From 1933 until his early death, he was Professor of Composition at the Royal Academy of Music. He was for a time in the late 1930s Musical Director of The Group Theatre. He also worked for the BBC from 1936 onwards, reaching the post of Head of Music in 1950. He died in London.

His works include a jazz opera, the music scores for several films, as well as incidental music for two plays by W. H. Auden, and 2 cello concertos. He also wrote some chamber and vocal works, as well as several piano pieces. However, his most frequently performed works now are his choral and organ works: his setting of the Magnificat and Nunc dimittis in E major (published in 1947), an organ piece called Carillon, and his arrangement for organ of the orchestral march Crown Imperial by William Walton.

Writing in the Grove Dictionary of Music and Musicians, Ronald Crichton says that Murrill's affinities were Francophile and mildly middle-Stravinskian, both influences tempered by an English take on neo-classicism.

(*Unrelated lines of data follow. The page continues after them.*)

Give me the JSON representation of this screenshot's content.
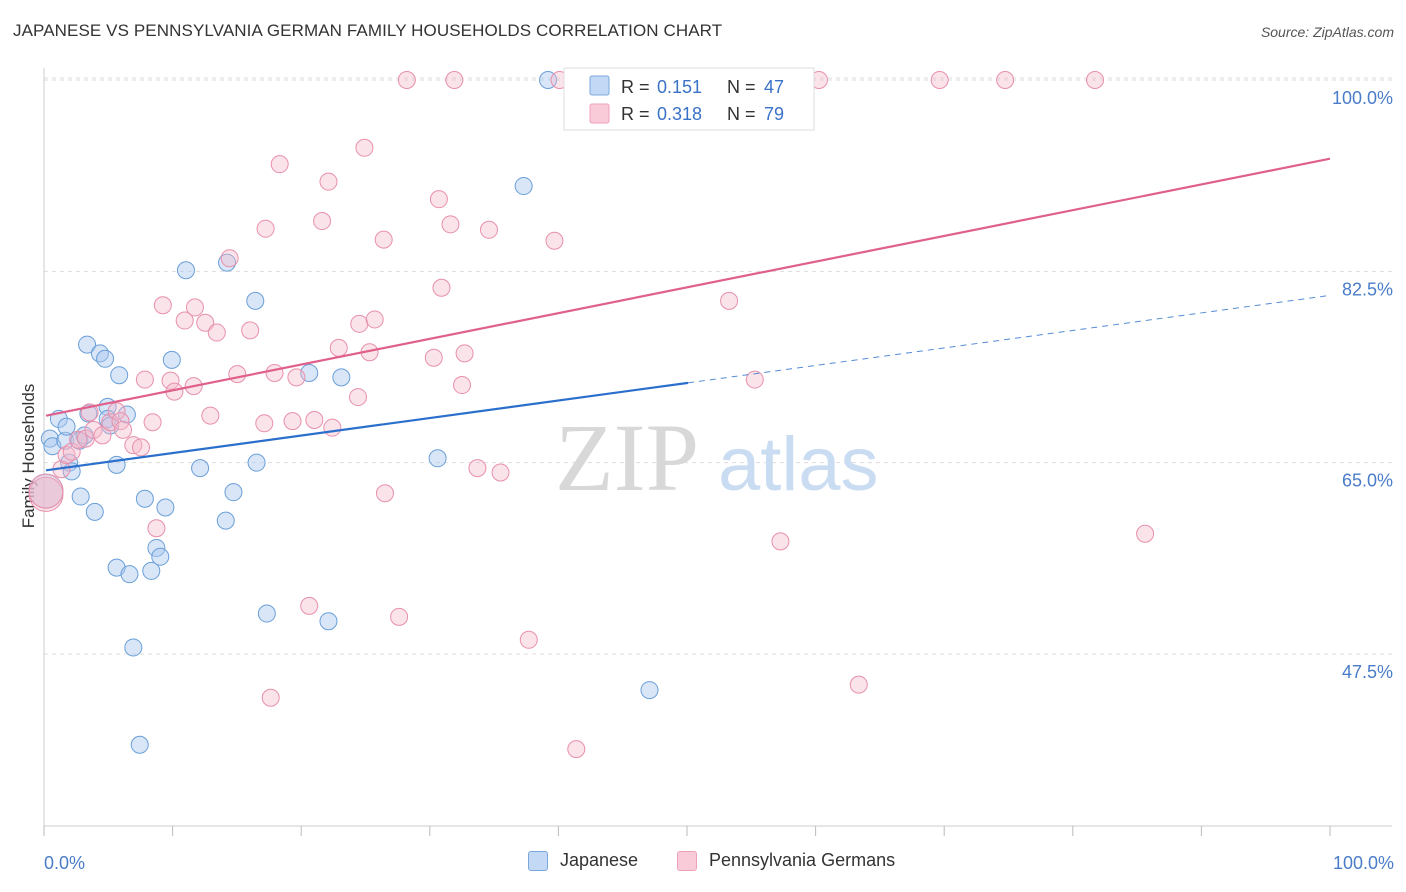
{
  "title": "JAPANESE VS PENNSYLVANIA GERMAN FAMILY HOUSEHOLDS CORRELATION CHART",
  "source": "Source: ZipAtlas.com",
  "watermark": {
    "zip": "ZIP",
    "atlas": "atlas"
  },
  "colors": {
    "blue_fill": "#a8c8f0",
    "blue_stroke": "#6a9fd8",
    "blue_line": "#2b6fcc",
    "pink_fill": "#f5b8cb",
    "pink_stroke": "#e890ac",
    "pink_line": "#e0608c",
    "axis_text": "#4a7cc9",
    "grid": "#dddddd"
  },
  "legend": {
    "rows": [
      {
        "r_label": "R =",
        "r_value": "0.151",
        "n_label": "N =",
        "n_value": "47"
      },
      {
        "r_label": "R =",
        "r_value": "0.318",
        "n_label": "N =",
        "n_value": "79"
      }
    ]
  },
  "chart_data": {
    "type": "scatter",
    "title": "JAPANESE VS PENNSYLVANIA GERMAN FAMILY HOUSEHOLDS CORRELATION CHART",
    "xlabel": "",
    "ylabel": "Family Households",
    "xlim": [
      0,
      100
    ],
    "ylim": [
      30,
      100
    ],
    "x_tick_labels": [
      "0.0%",
      "100.0%"
    ],
    "y_ticks": [
      47.5,
      65.0,
      82.5,
      100.0
    ],
    "y_tick_labels": [
      "47.5%",
      "65.0%",
      "82.5%",
      "100.0%"
    ],
    "grid": "horizontal dashed",
    "legend_position": "top-center",
    "series": [
      {
        "name": "Japanese",
        "color": "#a8c8f0",
        "trend": {
          "x0": 0,
          "y0": 64.3,
          "x1": 50,
          "y1": 72.3,
          "dashed_to": 100,
          "dashed_y": 80.3
        },
        "points": [
          [
            0.3,
            67.2
          ],
          [
            0.5,
            66.5
          ],
          [
            1.0,
            69.0
          ],
          [
            1.5,
            67.0
          ],
          [
            1.6,
            68.3
          ],
          [
            1.8,
            65.0
          ],
          [
            2.0,
            64.2
          ],
          [
            2.6,
            67.0
          ],
          [
            2.7,
            61.9
          ],
          [
            3.0,
            67.5
          ],
          [
            3.3,
            69.5
          ],
          [
            3.8,
            60.5
          ],
          [
            3.2,
            75.8
          ],
          [
            4.2,
            75.0
          ],
          [
            4.6,
            74.5
          ],
          [
            4.8,
            70.1
          ],
          [
            4.8,
            69.0
          ],
          [
            5.0,
            68.4
          ],
          [
            5.5,
            64.8
          ],
          [
            5.5,
            55.4
          ],
          [
            5.7,
            73.0
          ],
          [
            6.3,
            69.4
          ],
          [
            6.5,
            54.8
          ],
          [
            6.8,
            48.1
          ],
          [
            7.3,
            39.2
          ],
          [
            7.7,
            61.7
          ],
          [
            8.2,
            55.1
          ],
          [
            8.6,
            57.2
          ],
          [
            8.9,
            56.4
          ],
          [
            9.3,
            60.9
          ],
          [
            9.8,
            74.4
          ],
          [
            10.9,
            82.6
          ],
          [
            12.0,
            64.5
          ],
          [
            14.0,
            59.7
          ],
          [
            14.1,
            83.3
          ],
          [
            14.6,
            62.3
          ],
          [
            16.4,
            65.0
          ],
          [
            16.3,
            79.8
          ],
          [
            17.2,
            51.2
          ],
          [
            20.5,
            73.2
          ],
          [
            22.0,
            50.5
          ],
          [
            23.0,
            72.8
          ],
          [
            30.5,
            65.4
          ],
          [
            39.1,
            100.0
          ],
          [
            37.2,
            90.3
          ],
          [
            47.0,
            44.2
          ],
          [
            0.0,
            62.4
          ]
        ]
      },
      {
        "name": "Pennsylvania Germans",
        "color": "#f5b8cb",
        "trend": {
          "x0": 0,
          "y0": 69.3,
          "x1": 100,
          "y1": 92.8
        },
        "points": [
          [
            0.0,
            62.1
          ],
          [
            1.2,
            64.4
          ],
          [
            1.6,
            65.7
          ],
          [
            2.0,
            66.0
          ],
          [
            2.5,
            67.1
          ],
          [
            3.1,
            67.2
          ],
          [
            3.4,
            69.6
          ],
          [
            3.7,
            68.0
          ],
          [
            4.4,
            67.5
          ],
          [
            5.0,
            68.7
          ],
          [
            5.5,
            69.7
          ],
          [
            5.8,
            68.8
          ],
          [
            6.0,
            68.0
          ],
          [
            6.8,
            66.6
          ],
          [
            7.4,
            66.4
          ],
          [
            7.7,
            72.6
          ],
          [
            8.3,
            68.7
          ],
          [
            8.6,
            59.0
          ],
          [
            9.1,
            79.4
          ],
          [
            9.7,
            72.5
          ],
          [
            10.0,
            71.5
          ],
          [
            10.8,
            78.0
          ],
          [
            11.5,
            72.0
          ],
          [
            11.6,
            79.2
          ],
          [
            12.4,
            77.8
          ],
          [
            12.8,
            69.3
          ],
          [
            13.3,
            76.9
          ],
          [
            14.3,
            83.7
          ],
          [
            14.9,
            73.1
          ],
          [
            15.9,
            77.1
          ],
          [
            17.0,
            68.6
          ],
          [
            17.1,
            86.4
          ],
          [
            17.5,
            43.5
          ],
          [
            17.8,
            73.2
          ],
          [
            18.2,
            92.3
          ],
          [
            19.2,
            68.8
          ],
          [
            19.5,
            72.8
          ],
          [
            20.5,
            51.9
          ],
          [
            20.9,
            68.9
          ],
          [
            21.5,
            87.1
          ],
          [
            22.0,
            90.7
          ],
          [
            22.3,
            68.2
          ],
          [
            22.8,
            75.5
          ],
          [
            24.3,
            71.0
          ],
          [
            24.4,
            77.7
          ],
          [
            24.8,
            93.8
          ],
          [
            25.2,
            75.1
          ],
          [
            25.6,
            78.1
          ],
          [
            26.3,
            85.4
          ],
          [
            26.4,
            62.2
          ],
          [
            27.5,
            50.9
          ],
          [
            28.1,
            100.0
          ],
          [
            30.2,
            74.6
          ],
          [
            30.6,
            89.1
          ],
          [
            30.8,
            81.0
          ],
          [
            31.5,
            86.8
          ],
          [
            31.8,
            100.0
          ],
          [
            32.4,
            72.1
          ],
          [
            32.6,
            75.0
          ],
          [
            33.6,
            64.5
          ],
          [
            34.5,
            86.3
          ],
          [
            35.4,
            64.1
          ],
          [
            37.6,
            48.8
          ],
          [
            39.6,
            85.3
          ],
          [
            40.0,
            100.0
          ],
          [
            41.3,
            38.8
          ],
          [
            44.7,
            100.0
          ],
          [
            48.4,
            100.0
          ],
          [
            51.4,
            100.0
          ],
          [
            53.2,
            79.8
          ],
          [
            55.2,
            72.6
          ],
          [
            57.2,
            57.8
          ],
          [
            60.2,
            100.0
          ],
          [
            63.3,
            44.7
          ],
          [
            69.6,
            100.0
          ],
          [
            74.7,
            100.0
          ],
          [
            81.7,
            100.0
          ],
          [
            85.6,
            58.5
          ],
          [
            0.0,
            62.4
          ]
        ]
      }
    ]
  },
  "bottom_legend": [
    {
      "label": "Japanese"
    },
    {
      "label": "Pennsylvania Germans"
    }
  ]
}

This little gem comes from "An Album of Easy Organ Voluntaries", published by OUP in 1949. "On a Ground" is the English way of saying a "Passacaglia", more or less. Although the piece is "small" it says it all in 3 1/2 minutes. To me, this is about as sweet as it gets!

Is it "easy"? Nothing is easy to do really well, is it? I guess it depends on how skillfully you manage the colors and crescendo.

I hope you will enjoy this and find it as satisfying to listen to as I found playing it. Salisbury is perfect for this, and the score is attached.